De certo modo, a vida de Dona Joaninha – Joana Versiani Braga – minha boa amiga mãe de Maria Inês e de Sinhá, teve a marcação dia-a-dia do tempo, tempo também de todas as horas, claro-escuro de sol e de lua, tempo de estrelas que marcam brilho de luz e, muitas vezes de dor. Dona Joaninha, se foi do tempo de repórter de jornal, se do tempo de aluno de geografia de Maria Inês, se do tempo de funcionário do Banco do Nordeste, em que eu passava lá n Rua João Pinheiro, onde ela morava, tardes infindáveis conversando com ela. Dona Joaninha não dava notícia somente do tempo, ela conhecia a cidade e o povo, os costumes e a história, ela amava a terra e as gentes. Tinha um gosto de cultura, uma garra de se admirar, uma grande vontade de viver! O interesse de Dona Joaninha pelas atividades de cada um era realmente marcante. Não eram perguntas formais de quem só as faz para manter conversa, eram realmente de sadia curiosidade, de busca de conhecimento, informações sérias. Ela nunca perguntava por perguntar. Perguntava porque queria saber!
Agora, com noventa anos cravados nos ponteiros do tempo, quase uma rodada de século, Dona Joaninha se despede dos amigos. Dona Joaninha deixa Montes Claros, materialmente, do plano físico, numa pausa de saudades. Leva e deixa. Muito da cidade, principalmente do romantismo, de um velho tipo de amizade, do carinho provinciano, muita coisa da antiga Montes Claros vai com ela. A cidade agora já é outra: moderna, confusa, barulhenta, sem tempo... Sem Dona Joaninha, de conversa gostosa e amiga. Com Dona Joaninha, não demora, irá até o século, que ela viu nascer, e acompanhou, que ela viveu, com todas as sus modificações para melhor e para pior. Dona Joaninha foi uma testemunha de noventa anos!

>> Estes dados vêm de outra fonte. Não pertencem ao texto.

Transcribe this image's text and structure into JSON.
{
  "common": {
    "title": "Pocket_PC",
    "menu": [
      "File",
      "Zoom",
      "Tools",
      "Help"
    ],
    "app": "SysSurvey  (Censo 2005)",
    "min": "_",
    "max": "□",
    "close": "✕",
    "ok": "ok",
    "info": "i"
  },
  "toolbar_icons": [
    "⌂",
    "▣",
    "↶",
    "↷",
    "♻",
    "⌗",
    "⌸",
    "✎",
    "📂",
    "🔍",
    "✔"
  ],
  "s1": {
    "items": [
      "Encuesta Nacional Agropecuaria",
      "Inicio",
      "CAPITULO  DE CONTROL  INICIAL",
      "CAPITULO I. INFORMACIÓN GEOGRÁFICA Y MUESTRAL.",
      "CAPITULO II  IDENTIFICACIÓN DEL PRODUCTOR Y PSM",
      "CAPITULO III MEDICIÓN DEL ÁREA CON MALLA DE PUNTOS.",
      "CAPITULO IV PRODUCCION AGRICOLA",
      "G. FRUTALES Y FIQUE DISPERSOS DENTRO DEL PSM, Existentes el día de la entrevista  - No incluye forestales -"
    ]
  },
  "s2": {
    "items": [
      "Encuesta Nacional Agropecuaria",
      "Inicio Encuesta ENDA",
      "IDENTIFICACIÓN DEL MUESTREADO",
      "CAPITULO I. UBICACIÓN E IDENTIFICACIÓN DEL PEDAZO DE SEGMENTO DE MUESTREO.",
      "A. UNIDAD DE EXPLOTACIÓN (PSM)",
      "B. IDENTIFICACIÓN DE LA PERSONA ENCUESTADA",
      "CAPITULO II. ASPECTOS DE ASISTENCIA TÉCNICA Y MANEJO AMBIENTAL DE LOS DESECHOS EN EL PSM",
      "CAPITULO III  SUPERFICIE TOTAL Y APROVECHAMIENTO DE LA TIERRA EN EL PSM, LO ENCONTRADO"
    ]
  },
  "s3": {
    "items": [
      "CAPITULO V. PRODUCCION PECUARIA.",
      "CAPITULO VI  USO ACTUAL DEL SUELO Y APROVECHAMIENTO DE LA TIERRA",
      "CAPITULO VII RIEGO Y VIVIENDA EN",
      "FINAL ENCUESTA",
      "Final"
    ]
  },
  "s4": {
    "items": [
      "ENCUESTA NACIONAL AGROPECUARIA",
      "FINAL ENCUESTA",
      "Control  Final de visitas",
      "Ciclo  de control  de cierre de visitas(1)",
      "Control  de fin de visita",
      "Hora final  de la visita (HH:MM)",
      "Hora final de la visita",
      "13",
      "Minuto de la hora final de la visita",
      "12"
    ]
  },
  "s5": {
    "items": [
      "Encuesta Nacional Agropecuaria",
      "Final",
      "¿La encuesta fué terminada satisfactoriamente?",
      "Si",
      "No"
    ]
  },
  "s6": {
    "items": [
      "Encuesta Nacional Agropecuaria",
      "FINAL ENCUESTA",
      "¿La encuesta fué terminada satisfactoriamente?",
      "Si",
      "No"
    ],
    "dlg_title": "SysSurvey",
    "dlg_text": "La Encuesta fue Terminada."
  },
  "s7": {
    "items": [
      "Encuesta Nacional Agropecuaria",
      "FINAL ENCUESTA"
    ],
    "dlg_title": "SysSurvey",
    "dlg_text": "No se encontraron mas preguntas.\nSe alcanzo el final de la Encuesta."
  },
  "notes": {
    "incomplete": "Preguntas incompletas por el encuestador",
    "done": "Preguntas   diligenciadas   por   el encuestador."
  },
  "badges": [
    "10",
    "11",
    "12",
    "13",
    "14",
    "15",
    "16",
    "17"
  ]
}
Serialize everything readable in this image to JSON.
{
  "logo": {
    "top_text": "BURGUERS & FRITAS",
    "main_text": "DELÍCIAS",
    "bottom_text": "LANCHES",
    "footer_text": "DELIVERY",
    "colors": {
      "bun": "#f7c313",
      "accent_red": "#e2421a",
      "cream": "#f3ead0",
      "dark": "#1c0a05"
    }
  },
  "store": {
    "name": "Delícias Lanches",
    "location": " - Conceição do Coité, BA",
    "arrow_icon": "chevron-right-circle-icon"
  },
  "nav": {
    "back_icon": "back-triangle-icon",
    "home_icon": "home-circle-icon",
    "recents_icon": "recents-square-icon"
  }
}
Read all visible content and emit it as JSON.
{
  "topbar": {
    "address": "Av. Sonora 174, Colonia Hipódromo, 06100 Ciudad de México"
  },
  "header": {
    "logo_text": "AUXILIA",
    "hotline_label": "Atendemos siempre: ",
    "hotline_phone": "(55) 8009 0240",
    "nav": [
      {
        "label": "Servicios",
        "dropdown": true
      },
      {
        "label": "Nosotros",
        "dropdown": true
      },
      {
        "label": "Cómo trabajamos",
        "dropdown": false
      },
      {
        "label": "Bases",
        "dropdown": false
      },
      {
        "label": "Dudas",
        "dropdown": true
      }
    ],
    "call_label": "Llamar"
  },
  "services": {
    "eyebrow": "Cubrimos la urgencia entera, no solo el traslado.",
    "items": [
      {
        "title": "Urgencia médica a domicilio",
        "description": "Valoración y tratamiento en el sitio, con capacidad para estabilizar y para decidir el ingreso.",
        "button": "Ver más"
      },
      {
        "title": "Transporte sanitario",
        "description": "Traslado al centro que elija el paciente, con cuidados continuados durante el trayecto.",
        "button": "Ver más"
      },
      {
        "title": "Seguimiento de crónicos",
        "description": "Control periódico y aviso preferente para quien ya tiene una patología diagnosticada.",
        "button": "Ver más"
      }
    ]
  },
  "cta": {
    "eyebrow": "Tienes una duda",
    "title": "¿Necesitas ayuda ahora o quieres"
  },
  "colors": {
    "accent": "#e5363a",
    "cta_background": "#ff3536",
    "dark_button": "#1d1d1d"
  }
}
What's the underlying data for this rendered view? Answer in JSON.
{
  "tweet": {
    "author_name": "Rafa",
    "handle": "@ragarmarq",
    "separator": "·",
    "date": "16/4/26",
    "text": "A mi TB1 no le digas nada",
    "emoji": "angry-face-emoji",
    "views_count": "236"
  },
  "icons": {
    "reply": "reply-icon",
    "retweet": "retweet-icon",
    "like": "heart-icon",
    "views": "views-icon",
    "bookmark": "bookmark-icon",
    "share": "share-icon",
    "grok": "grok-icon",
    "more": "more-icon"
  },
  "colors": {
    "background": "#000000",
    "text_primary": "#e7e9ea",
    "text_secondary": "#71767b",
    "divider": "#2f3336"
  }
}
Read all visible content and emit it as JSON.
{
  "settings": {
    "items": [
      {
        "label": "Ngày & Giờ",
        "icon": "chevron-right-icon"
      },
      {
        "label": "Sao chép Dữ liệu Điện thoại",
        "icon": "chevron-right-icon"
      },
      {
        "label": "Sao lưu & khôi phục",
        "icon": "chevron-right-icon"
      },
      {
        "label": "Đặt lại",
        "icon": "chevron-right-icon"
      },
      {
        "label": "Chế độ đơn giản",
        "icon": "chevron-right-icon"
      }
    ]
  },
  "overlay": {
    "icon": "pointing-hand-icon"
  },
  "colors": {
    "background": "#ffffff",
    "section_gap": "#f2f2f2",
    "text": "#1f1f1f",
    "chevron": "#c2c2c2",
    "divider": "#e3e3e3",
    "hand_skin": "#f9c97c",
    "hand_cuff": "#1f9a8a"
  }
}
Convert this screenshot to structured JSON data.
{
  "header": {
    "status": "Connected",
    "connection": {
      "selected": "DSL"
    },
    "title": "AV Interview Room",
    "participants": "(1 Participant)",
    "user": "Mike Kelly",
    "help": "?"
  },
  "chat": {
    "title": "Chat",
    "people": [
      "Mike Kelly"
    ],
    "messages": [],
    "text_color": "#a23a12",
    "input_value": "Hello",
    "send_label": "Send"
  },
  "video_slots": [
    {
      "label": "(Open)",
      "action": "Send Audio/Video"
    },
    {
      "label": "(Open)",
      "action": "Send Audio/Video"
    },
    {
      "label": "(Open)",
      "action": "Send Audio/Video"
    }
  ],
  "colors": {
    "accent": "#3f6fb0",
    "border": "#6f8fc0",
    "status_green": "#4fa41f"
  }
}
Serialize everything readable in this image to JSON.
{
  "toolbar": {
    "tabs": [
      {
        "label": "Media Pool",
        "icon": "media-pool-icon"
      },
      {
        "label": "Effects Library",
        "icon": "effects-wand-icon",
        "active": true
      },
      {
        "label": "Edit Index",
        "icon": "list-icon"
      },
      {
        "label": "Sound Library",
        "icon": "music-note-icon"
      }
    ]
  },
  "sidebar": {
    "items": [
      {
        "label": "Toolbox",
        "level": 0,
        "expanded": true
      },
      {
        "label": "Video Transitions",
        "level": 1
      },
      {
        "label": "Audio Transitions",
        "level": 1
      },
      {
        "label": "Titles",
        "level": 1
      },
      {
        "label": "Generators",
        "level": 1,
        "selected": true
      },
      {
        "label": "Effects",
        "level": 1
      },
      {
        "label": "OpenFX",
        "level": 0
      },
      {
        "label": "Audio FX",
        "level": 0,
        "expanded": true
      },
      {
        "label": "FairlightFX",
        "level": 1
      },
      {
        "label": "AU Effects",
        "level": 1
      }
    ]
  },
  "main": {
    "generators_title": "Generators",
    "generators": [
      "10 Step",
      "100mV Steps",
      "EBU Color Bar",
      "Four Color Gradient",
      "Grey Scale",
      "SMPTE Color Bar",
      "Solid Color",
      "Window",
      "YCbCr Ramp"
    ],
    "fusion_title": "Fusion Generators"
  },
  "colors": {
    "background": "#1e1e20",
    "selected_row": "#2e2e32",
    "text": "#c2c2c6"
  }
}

Dona Joaninha, que nunca poupou tempo ara marcar o tempo, morreu feliz, tranqüila, sem sofrimentos visíveis, envolta numa linda serenidade. Morreu quase sorrindo, depois de noventa anos de trabalho de coração jovial. Duas semanas antes de Dona Joaninha partir, o tempo brasileiro já não mais precisava ser marcado pelo humano esforço, nem dela, nem de ninguém. O serviço de informática tomara conta. O computador assumiu a tarefa, deixando de lado o sentimento, o amor, a gratidão a Deus pelo fazer e desfazer a luz ou a sombra, o frio e o calor, os ventos e as chuvas. Não importa, o tempo há muito tempo já não estava com Dona Joaninha. Afinal, o tempo para ela já era só uma saudade. Coisas do tempo...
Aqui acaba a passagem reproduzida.